I remember seeing Escher's prints several times in the past, and gazing at them for prolonged periods of time. Escher was known for his optical illusions, as plenty of his works feature such items such as impossible objects, like staircases that perpetually go upward, or upward-flowing waterfalls, or impossible cubes. I also learned a lot about perspective, since several of his works play with perspective changes as well.
The museum actually does a good job at explaining what Escher did, how he manipulated perspective, how he perpetually changed something little every time he mutates a motif. The exhibits began with this technical crash course, so as one progressed through the museum, one learned how to look at Escher's works in a more critical and educated way, I suppose, and thus it increased my appreciation of them.

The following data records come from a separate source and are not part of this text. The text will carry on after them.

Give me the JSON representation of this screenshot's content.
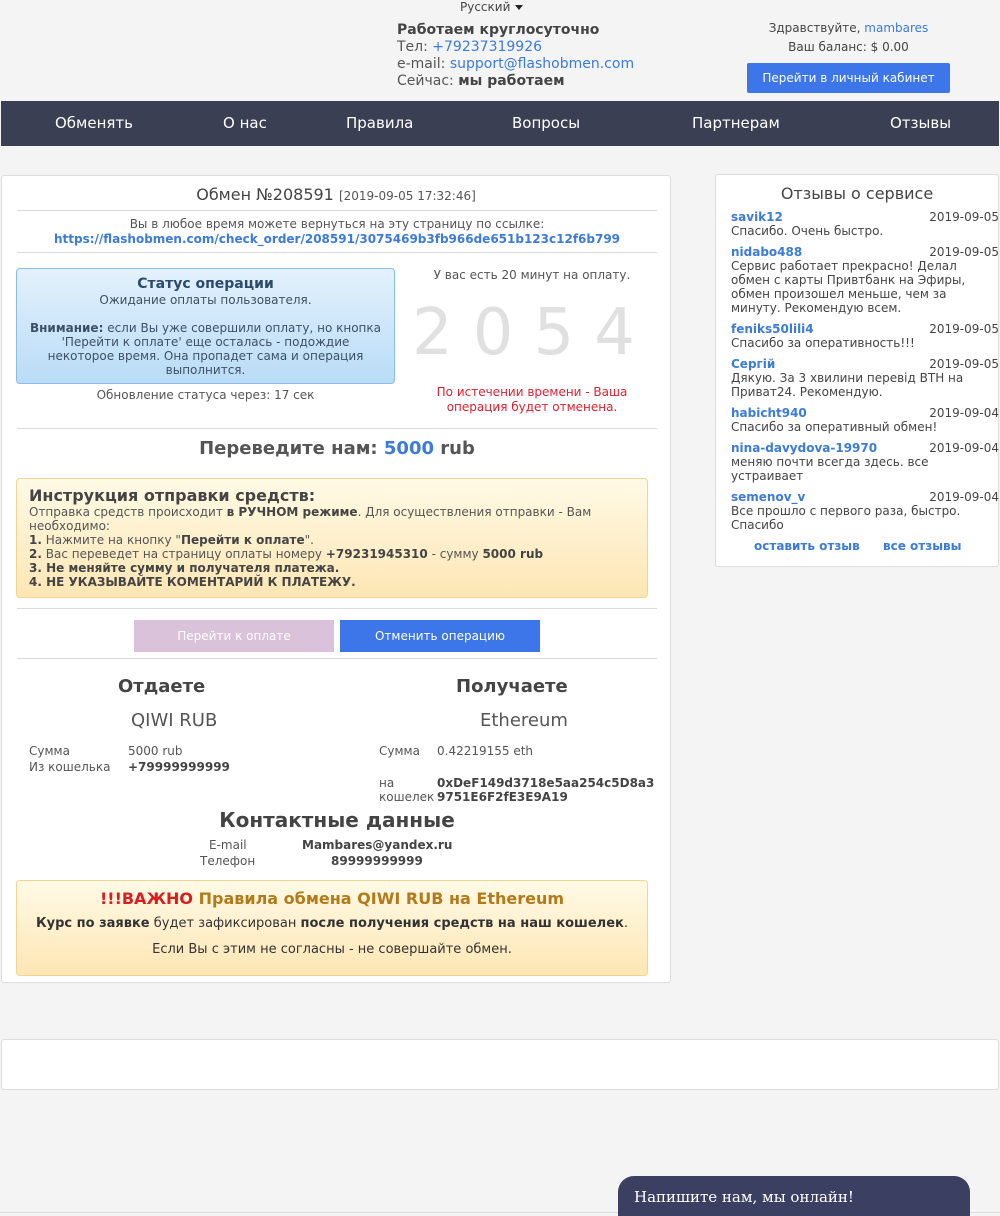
{
  "header": {
    "language": "Русский",
    "working_hours": "Работаем круглосуточно",
    "phone_label": "Тел:",
    "phone": "+79237319926",
    "email_label": "e-mail:",
    "email": "support@flashobmen.com",
    "now_label": "Сейчас:",
    "now_status": "мы работаем",
    "greeting": "Здравствуйте,",
    "username": "mambares",
    "balance": "Ваш баланс: $ 0.00",
    "cabinet_button": "Перейти в личный кабинет"
  },
  "nav": {
    "items": [
      "Обменять",
      "О нас",
      "Правила",
      "Вопросы",
      "Партнерам",
      "Отзывы"
    ]
  },
  "order": {
    "title": "Обмен №208591",
    "datetime": "[2019-09-05 17:32:46]",
    "return_text": "Вы в любое время можете вернуться на эту страницу по ссылке:",
    "return_link": "https://flashobmen.com/check_order/208591/3075469b3fb966de651b123c12f6b799",
    "status_title": "Статус операции",
    "status_text": "Ожидание оплаты пользователя.",
    "warning_label": "Внимание:",
    "warning_text": "если Вы уже совершили оплату, но кнопка 'Перейти к оплате' еще осталась - подождие некоторое время. Она пропадет сама и операция выполнится.",
    "update_text": "Обновление статуса через: 17 сек",
    "timer_note": "У вас есть 20 минут на оплату.",
    "timer_digits": [
      "2",
      "0",
      "5",
      "4"
    ],
    "timer_warning": "По истечении времени - Ваша операция будет отменена.",
    "transfer_label": "Переведите нам:",
    "transfer_amount": "5000",
    "transfer_currency": "rub"
  },
  "instructions": {
    "title": "Инструкция отправки средств:",
    "intro_a": "Отправка средств происходит ",
    "intro_b": "в РУЧНОМ режиме",
    "intro_c": ". Для осуществления отправки - Вам необходимо:",
    "s1_num": "1.",
    "s1_a": " Нажмите на кнопку \"",
    "s1_b": "Перейти к оплате",
    "s1_c": "\".",
    "s2_num": "2.",
    "s2_a": " Вас переведет на страницу оплаты номеру ",
    "s2_phone": "+79231945310",
    "s2_b": " - сумму ",
    "s2_sum": "5000 rub",
    "s3": "3. Не меняйте сумму и получателя платежа.",
    "s4": "4. НЕ УКАЗЫВАЙТЕ КОМЕНТАРИЙ К ПЛАТЕЖУ."
  },
  "buttons": {
    "pay": "Перейти к оплате",
    "cancel": "Отменить операцию"
  },
  "give": {
    "heading": "Отдаете",
    "currency": "QIWI RUB",
    "sum_label": "Сумма",
    "sum": "5000 rub",
    "wallet_label": "Из кошелька",
    "wallet": "+79999999999"
  },
  "get": {
    "heading": "Получаете",
    "currency": "Ethereum",
    "sum_label": "Сумма",
    "sum": "0.42219155 eth",
    "wallet_label_1": "на",
    "wallet_label_2": "кошелек",
    "wallet_line1": "0xDeF149d3718e5aa254c5D8a3",
    "wallet_line2": "9751E6F2fE3E9A19"
  },
  "contact": {
    "heading": "Контактные данные",
    "email_label": "E-mail",
    "email": "Mambares@yandex.ru",
    "phone_label": "Телефон",
    "phone": "89999999999"
  },
  "rules": {
    "important": "!!!ВАЖНО",
    "title": "Правила обмена QIWI RUB на Ethereum",
    "line1_a": "Курс по заявке",
    "line1_b": " будет зафиксирован ",
    "line1_c": "после получения средств на наш кошелек",
    "line1_d": ".",
    "line2": "Если Вы с этим не согласны - не совершайте обмен."
  },
  "reviews": {
    "title": "Отзывы о сервисе",
    "items": [
      {
        "name": "savik12",
        "date": "2019-09-05",
        "text": "Спасибо. Очень быстро."
      },
      {
        "name": "nidabo488",
        "date": "2019-09-05",
        "text": "Сервис работает прекрасно! Делал обмен с карты Привтбанк на Эфиры, обмен произошел меньше, чем за минуту. Рекомендую всем."
      },
      {
        "name": "feniks50lili4",
        "date": "2019-09-05",
        "text": "Спасибо за оперативность!!!"
      },
      {
        "name": "Сергій",
        "date": "2019-09-05",
        "text": "Дякую. За 3 хвилини перевід ВТН на Приват24. Рекомендую."
      },
      {
        "name": "habicht940",
        "date": "2019-09-04",
        "text": "Спасибо за оперативный обмен!"
      },
      {
        "name": "nina-davydova-19970",
        "date": "2019-09-04",
        "text": "меняю почти всегда здесь. все устраивает"
      },
      {
        "name": "semenov_v",
        "date": "2019-09-04",
        "text": "Все прошло с первого раза, быстро. Спасибо"
      }
    ],
    "leave_review": "оставить отзыв",
    "all_reviews": "все отзывы"
  },
  "chat": {
    "label": "Напишите нам, мы онлайн!"
  }
}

I learned how slowly his style changed across time. He used to do just regular scenes, which he slowly altered in perspective. His drawing of St. Peter's Basilica in Rome for example had a perspective taken from the ceiling. His reflective self-portraits were seen from the reflection of a glass ball for example. And slowly, his art featured science-fiction-like entities, like creatures crawling left and right from various parts of the room, defying gravity.
This was definitely an interesting museum. If you're ever in The Hague I think it's worth checking out.